Inventories of marine life are still being taken in areas such as Indonesia, Madagascar, and the Arabian Sea, which have yet to report.

Arctic more Diverse than Thought

Philippe Archambault, professor of marine ecology at the University of Quebec at Rimouski told the Globe and Mail that scientists found Arctic marine life to be more diverse than expected: “We compiled 50 square metres of sediment of the sea floor in the Arctic and we found more than 1,000 species just living in the sediment of the equivalent of three Canadian kitchen floors.” And, the Arctic Ocean covers more than 14 million square kilometres.

Project Forms Baseline for Future Research

The study has been published by the open access journal PLoS ONE. It forms the baseline for measuring changes in marine life that may be the result of human activity or nature occurrences.
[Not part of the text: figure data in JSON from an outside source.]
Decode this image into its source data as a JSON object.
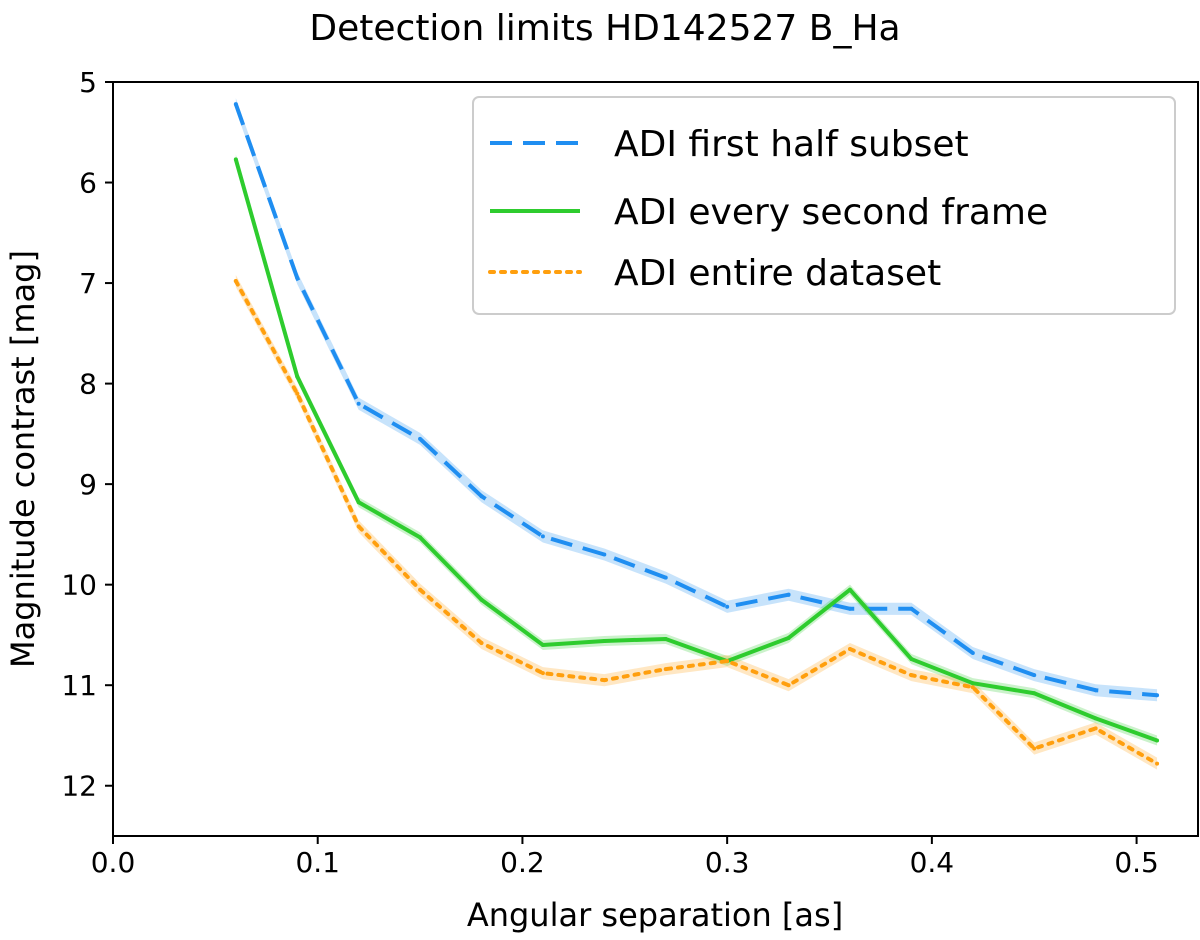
{
  "chart_data": {
    "type": "line",
    "title": "Detection limits HD142527 B_Ha",
    "xlabel": "Angular separation [as]",
    "ylabel": "Magnitude contrast [mag]",
    "xlim": [
      0.0,
      0.53
    ],
    "ylim": [
      12.5,
      5.0
    ],
    "y_inverted": true,
    "grid": false,
    "legend_position": "top-right",
    "xticks": [
      "0.0",
      "0.1",
      "0.2",
      "0.3",
      "0.4",
      "0.5"
    ],
    "yticks": [
      "5",
      "6",
      "7",
      "8",
      "9",
      "10",
      "11",
      "12"
    ],
    "x": [
      0.06,
      0.09,
      0.12,
      0.15,
      0.18,
      0.21,
      0.24,
      0.27,
      0.3,
      0.33,
      0.36,
      0.39,
      0.42,
      0.45,
      0.48,
      0.51
    ],
    "series": [
      {
        "name": "ADI first half subset",
        "color": "#1f8ef1",
        "style": "dashed",
        "values": [
          5.22,
          6.95,
          8.2,
          8.55,
          9.12,
          9.52,
          9.7,
          9.93,
          10.22,
          10.1,
          10.24,
          10.24,
          10.68,
          10.9,
          11.05,
          11.1
        ],
        "band": 0.06
      },
      {
        "name": "ADI every second frame",
        "color": "#2ecc2e",
        "style": "solid",
        "values": [
          5.77,
          7.93,
          9.18,
          9.53,
          10.15,
          10.6,
          10.56,
          10.54,
          10.76,
          10.53,
          10.05,
          10.74,
          10.98,
          11.08,
          11.33,
          11.55
        ],
        "band": 0.05
      },
      {
        "name": "ADI entire dataset",
        "color": "#ff9f0e",
        "style": "dotted",
        "values": [
          6.98,
          8.1,
          9.42,
          10.05,
          10.58,
          10.88,
          10.95,
          10.84,
          10.76,
          11.0,
          10.64,
          10.9,
          11.02,
          11.63,
          11.43,
          11.78
        ],
        "band": 0.06
      }
    ]
  }
}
The lead author of the project summary is Mark Costello of the Leigh Marine Laboratory, University of Auckland, New Zealand. He says “marine species have suffered major declines - in some cases 90 percent losses - due to human activities and may be heading for extinction, as happened to many species on land.”

Sources

“What Lives in the Sea? Census of Marine Life Publishes Historic Roll Call of Species in 25 Key Ocean Areas.” Census of Marine Life press release, August 2, 2010.

“Marine Census Points to Vast Diversity.” Cigdem Iltan, Globe and Mail, August 2, 2010.

“What Lives in the Sea?” ScienceDaily.com, August 3, 2010.

“Marine Fish Diversity: History of Knowledge and Discovery,” William Eschmeyer et al, Zootaxa, July 2, 2010.